Não se trata, portanto, de uma paz resultante do isolamento. Como membros da cidade
celeste, os eleitos, peregrinos na cidade terrestre, almejam também a paz terrena, enquanto
integrantes de uma mesma sociedade. A diferença fundamental é que os eleitos não buscam a
paz terrena como um fim em si mesma, e sim como um meio para aperfeiçoar a paz celeste.
Sua conduta, longe de abalar a estrutura social, representa um papel exemplar para os demais
cidadãos. Portanto, embora não se possa negar a dicotomia entre as duas espécies de paz, é
evidente que Agostinho coloca a paz como a base da coexistência entre as duas cidades
misturadas aqui embaixo.

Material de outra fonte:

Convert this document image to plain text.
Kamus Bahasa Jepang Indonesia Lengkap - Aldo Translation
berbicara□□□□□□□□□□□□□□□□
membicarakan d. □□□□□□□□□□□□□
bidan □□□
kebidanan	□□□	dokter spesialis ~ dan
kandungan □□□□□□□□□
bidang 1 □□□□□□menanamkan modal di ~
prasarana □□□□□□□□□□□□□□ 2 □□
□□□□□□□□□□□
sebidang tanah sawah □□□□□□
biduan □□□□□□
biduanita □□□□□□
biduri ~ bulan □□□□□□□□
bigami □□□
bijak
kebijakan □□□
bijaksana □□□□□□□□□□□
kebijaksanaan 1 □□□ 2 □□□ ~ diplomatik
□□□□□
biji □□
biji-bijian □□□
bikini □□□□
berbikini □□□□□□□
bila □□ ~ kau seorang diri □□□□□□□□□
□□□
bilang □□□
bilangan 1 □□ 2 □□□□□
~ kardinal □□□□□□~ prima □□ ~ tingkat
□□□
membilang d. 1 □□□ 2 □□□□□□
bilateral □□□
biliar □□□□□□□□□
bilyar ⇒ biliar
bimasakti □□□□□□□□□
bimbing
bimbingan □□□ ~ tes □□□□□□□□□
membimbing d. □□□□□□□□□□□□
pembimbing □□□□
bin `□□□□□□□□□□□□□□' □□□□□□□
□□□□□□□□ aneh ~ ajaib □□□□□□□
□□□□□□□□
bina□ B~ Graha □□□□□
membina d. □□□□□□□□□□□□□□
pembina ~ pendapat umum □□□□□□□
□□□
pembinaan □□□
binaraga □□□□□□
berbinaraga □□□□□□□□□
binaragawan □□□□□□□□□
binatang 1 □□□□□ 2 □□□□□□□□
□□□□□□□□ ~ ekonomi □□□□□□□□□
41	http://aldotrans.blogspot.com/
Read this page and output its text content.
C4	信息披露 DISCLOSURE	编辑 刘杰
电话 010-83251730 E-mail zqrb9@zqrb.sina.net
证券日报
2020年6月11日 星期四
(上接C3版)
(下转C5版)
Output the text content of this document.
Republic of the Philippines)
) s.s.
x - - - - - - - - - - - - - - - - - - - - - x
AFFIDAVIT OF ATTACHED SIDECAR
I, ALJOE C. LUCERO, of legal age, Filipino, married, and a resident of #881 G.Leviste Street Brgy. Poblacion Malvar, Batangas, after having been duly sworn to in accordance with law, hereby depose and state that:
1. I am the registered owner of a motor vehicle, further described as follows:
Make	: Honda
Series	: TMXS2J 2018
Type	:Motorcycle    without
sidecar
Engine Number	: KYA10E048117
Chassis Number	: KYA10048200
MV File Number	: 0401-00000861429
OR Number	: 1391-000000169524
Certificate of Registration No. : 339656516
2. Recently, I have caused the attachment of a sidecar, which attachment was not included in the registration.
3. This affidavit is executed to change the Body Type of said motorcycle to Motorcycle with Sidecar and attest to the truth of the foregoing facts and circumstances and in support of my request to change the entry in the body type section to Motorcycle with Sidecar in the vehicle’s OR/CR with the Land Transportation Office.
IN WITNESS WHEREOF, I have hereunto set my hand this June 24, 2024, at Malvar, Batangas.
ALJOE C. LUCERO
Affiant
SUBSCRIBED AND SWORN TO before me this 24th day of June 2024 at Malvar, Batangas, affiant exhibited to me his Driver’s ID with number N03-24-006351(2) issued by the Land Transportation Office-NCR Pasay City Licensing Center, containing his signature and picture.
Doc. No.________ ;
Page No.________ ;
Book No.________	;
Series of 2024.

Se ambas aspiram a diferentes modalidades de paz, por outro lado,
mantém juntas a busca pela mesma serenidade e tranqüilidade nas relações interpessoais. Em
outras palavras, a maneira como Agostinho trata dessa questão na Cidade de Deus nos revela
que, embora os agrupamentos humanos, isto é, as famílias e as cidades, tenham finalidades
diversas e opostas, entre eles há uma espécie de denominador comum, que consiste na
necessidade da paz. Portanto, ao mencionar esse denominador comum, Agostinho pretende
mostrar que a dicotomia tem limites, pois supõe também coabitação.